Dual-Scale Data Charts
Team
Motivation
Data charts such as line charts, bar charts, and scatter plots are arguably among the most common data representations used today. They have found widespread adoption in a variety of disciplines and are also frequently used to communicate information to the public. One of the problems of data charts in practice is that they become difficult to read when the amount of data goes beyond the available display resolution.
When the density of data points and/or their degree of interest is not uniform - e.g., time series with dense event clusters and large empty spaces in-between - one way to overcome visual resolution limitations is to use more than one scale (number of data units per display unit) in the same chart. Visually, this leads to charts where scale changes between regions with relatively high magnification, as well as regions where contextual data is displayed in a more condensed fashion.
Many different ways exist to visually integrate these different scales. Popular approaches include cut-out charts and superimposed charts.
On this website we show a number of different examples to create dual-scale charts.
Most charts were created with ProtoVis a free open-source toolkit for visualization.
Further Information
We ran a user study comparing the different chart types listed below. For details, please have a look at our scientific paper.

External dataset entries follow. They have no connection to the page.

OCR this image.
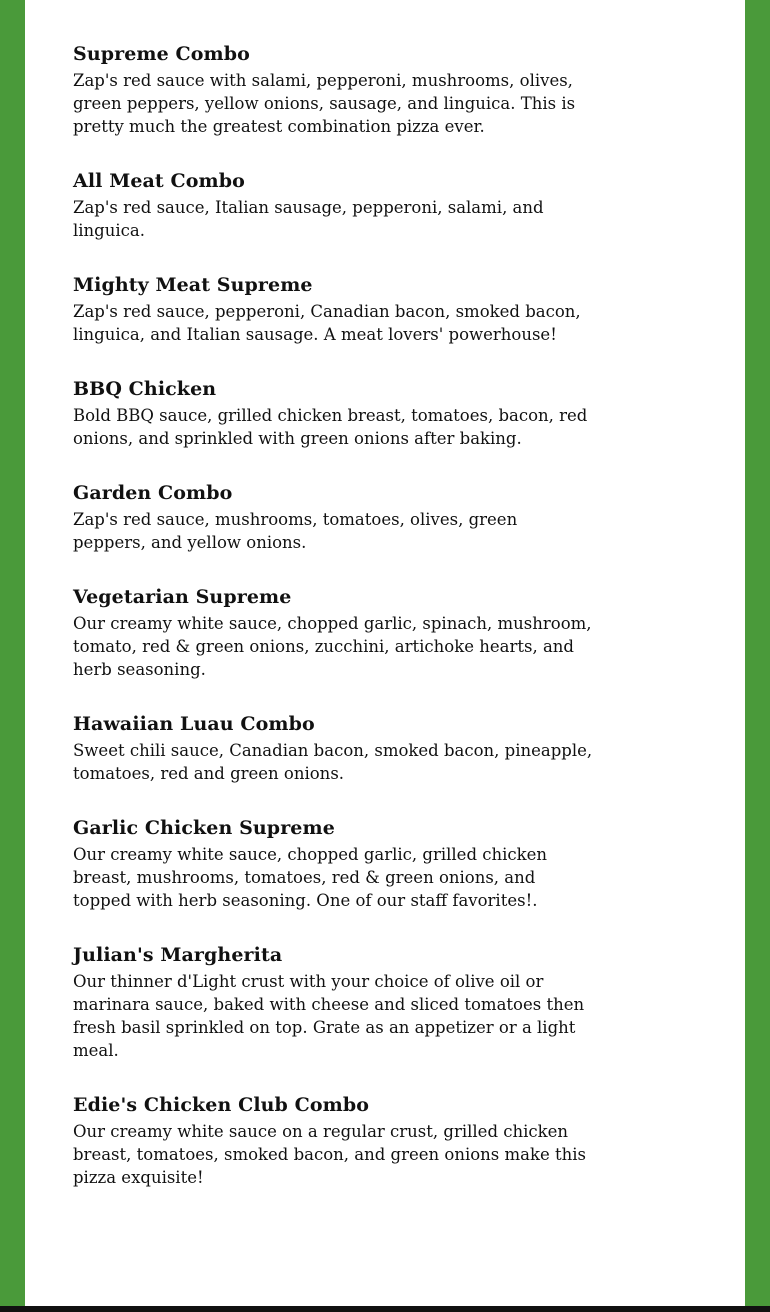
Supreme Combo

Zap's red sauce with salami, pepperoni, mushrooms, olives, green peppers, yellow onions, sausage, and linguica. This is pretty much the greatest combination pizza ever.

All Meat Combo

Zap's red sauce, Italian sausage, pepperoni, salami, and linguica.

Mighty Meat Supreme

Zap's red sauce, pepperoni, Canadian bacon, smoked bacon, linguica, and Italian sausage. A meat lovers' powerhouse!

BBQ Chicken

Bold BBQ sauce, grilled chicken breast, tomatoes, bacon, red onions, and sprinkled with green onions after baking.

Garden Combo

Zap's red sauce, mushrooms, tomatoes, olives, green peppers, and yellow onions.

Vegetarian Supreme

Our creamy white sauce, chopped garlic, spinach, mushroom, tomato, red & green onions, zucchini, artichoke hearts, and herb seasoning.

Hawaiian Luau Combo

Sweet chili sauce, Canadian bacon, smoked bacon, pineapple, tomatoes, red and green onions.

Garlic Chicken Supreme

Our creamy white sauce, chopped garlic, grilled chicken breast, mushrooms, tomatoes, red & green onions, and topped with herb seasoning. One of our staff favorites!.

Julian's Margherita

Our thinner d'Light crust with your choice of olive oil or marinara sauce, baked with cheese and sliced tomatoes then fresh basil sprinkled on top. Grate as an appetizer or a light meal.

Edie's Chicken Club Combo

Our creamy white sauce on a regular crust, grilled chicken breast, tomatoes, smoked bacon, and green onions make this pizza exquisite!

In a very short summary, we would recommend to use dual-scale charts in the order listed below. This recommendation takes several factors into account including the effectiveness of these charts in our perceptual experiment and the ease of creating the charts:
- Cutout Chart
- Broken Chart
- Lens Chart
- Superimposed Chart (actually we don't recommend to use this chart at all - but if you absolutely must...)
Viewing Disclaimer
Internet Explorer does not support viewing the visualizations on this page (because it does not support the HTML5 Canvas element.
Please use a different browser, Firefox, Chrome, Opera, or Safari should all work.
We have not had the time to provide images as a replacement for people viewing this page with Internet Explorer (but may do so in the future).
Setting the Scene - The Regular Data Chart
About this Chart
The data for this chart was taken from the Time Series Data Library.
We are looking at dataset ca051 which contains tree ring widths (one per year) from a limber pine tree in California.
The tree was very old: the data ranges from 42BC to 1970AD.
The x-axis labels show the age of the tree.
Let's assume we're interested in the overall pattern of tree ring growth over the years.
We have a particular interest in the first 100 years but still want to display the remainder of the data to put everything in context. In the regular chart above the first 100 years are not emphasized - rather, we see everything at the same scale.
In the following example we will use dual-scale charts to emphasize the first part of the data within the same data chart.
In case you are interested in trying out the examples yourself, here is the data file (just look at the page source to see how the code was integrated and the data was loaded).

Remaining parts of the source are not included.